An unmet need is the intersection of prescriber frustration, patient hardship, and competitor weakness. This is where you will win. Your analysis must lead you to a concrete, defensible niche.

Playbook: Three Examples of a Winning Niche

Your analysis of the market might lead you to one of these three common, successful SP models.
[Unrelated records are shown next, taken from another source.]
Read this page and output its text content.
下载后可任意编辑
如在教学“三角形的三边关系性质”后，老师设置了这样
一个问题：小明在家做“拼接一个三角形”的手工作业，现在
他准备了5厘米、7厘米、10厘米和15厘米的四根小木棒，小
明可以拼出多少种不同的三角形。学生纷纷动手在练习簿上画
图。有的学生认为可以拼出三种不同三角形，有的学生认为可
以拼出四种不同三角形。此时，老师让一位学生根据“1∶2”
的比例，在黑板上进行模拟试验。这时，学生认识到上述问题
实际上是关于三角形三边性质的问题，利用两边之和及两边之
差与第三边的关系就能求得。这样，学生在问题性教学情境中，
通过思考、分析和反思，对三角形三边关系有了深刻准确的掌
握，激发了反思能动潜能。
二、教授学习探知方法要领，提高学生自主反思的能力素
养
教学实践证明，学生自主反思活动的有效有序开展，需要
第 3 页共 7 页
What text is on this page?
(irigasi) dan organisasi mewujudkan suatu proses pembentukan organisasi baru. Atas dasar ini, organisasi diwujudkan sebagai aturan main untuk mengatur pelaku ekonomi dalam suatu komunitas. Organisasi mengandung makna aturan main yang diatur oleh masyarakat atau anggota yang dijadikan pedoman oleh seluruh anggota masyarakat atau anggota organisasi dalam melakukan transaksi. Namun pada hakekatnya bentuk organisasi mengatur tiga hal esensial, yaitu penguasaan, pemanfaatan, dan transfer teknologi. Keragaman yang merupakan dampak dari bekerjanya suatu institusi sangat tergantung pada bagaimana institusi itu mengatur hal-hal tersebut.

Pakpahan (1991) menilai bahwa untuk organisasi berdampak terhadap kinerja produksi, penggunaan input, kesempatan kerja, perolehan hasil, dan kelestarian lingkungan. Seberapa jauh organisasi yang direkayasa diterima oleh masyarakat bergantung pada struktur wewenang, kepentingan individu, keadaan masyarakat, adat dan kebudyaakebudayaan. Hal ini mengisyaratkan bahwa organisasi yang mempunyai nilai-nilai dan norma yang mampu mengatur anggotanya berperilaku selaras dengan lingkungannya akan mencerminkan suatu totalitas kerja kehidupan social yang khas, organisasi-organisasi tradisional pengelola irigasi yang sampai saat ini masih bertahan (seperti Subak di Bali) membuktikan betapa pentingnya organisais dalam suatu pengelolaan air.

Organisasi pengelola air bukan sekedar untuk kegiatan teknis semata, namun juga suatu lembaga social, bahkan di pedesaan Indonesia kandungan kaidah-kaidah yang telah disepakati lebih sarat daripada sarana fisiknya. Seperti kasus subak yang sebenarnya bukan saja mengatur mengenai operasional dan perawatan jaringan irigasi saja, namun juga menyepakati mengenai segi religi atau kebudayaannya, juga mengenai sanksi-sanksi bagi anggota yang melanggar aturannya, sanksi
1. The “White-Glove Service” Wedge
  • Market Analysis Finding: The local rheumatology offices are your “whales.” Your analysis shows they hate Accredo’s and CVS’s call centers, long hold times, and constant PA rejections.
  • Your Niche: You become the “Ritz-Carlton” of pharmacy.
  • Your Pitch to the Prescriber: “We are a local, pharmacist-led specialty pharmacy. Your office will have a dedicated liaison with a cell phone number. We guarantee a 2-hour turnaround on all prior authorizations and same-day delivery to any patient in the metro area. We will handle all copay cards and foundation paperwork. You will never have to call a 1-800 number for one of your patients again.”
2. The “Clinical Adherence” Wedge
  • Market Analysis Finding: Local oncology practices are overwhelmed. They are diagnosing patients with cancer and handing them a $15,000/month bottle of oral oncolytic pills with complex dosing and severe side effects. They have no time for the necessary follow-up.
  • Your Niche: You become an “extension of the clinic’s clinical team.”
  • Your Pitch to the Prescriber: “We provide a pharmacist-led oral oncolytic adherence program. Every new patient receives a 1-hour video consult. We sync their cycles, calendar-pack their medications, and perform proactive toxicity monitoring calls. We will send a monthly adherence and side-effect report directly to your EMR inbox for each patient. We manage the patient so you can manage the disease.”
3. The “Financial Assistance” Wedge
  • Market Analysis Finding: Patients are abandoning therapy at an alarming rate in January-March when their deductibles reset. Prescriber offices are spending hours on the phone with foundations, and patients are falling through the cracks.
  • Your Niche: You become the “Financial Experts.”
  • Your Pitch to the Prescriber: “Patient cost is the #1 barrier to adherence. Our pharmacy is built to solve it. We have a team of financial assistance specialists. We will proactively enroll 100% of your eligible patients in manufacturer copay cards and all relevant foundations. We guarantee no commercially-insured patient will ever have a copay over $50. We will even handle this for patients who are forced to use a PBM-owned pharmacy.” (This last part can be a separate “service” you sell to the office).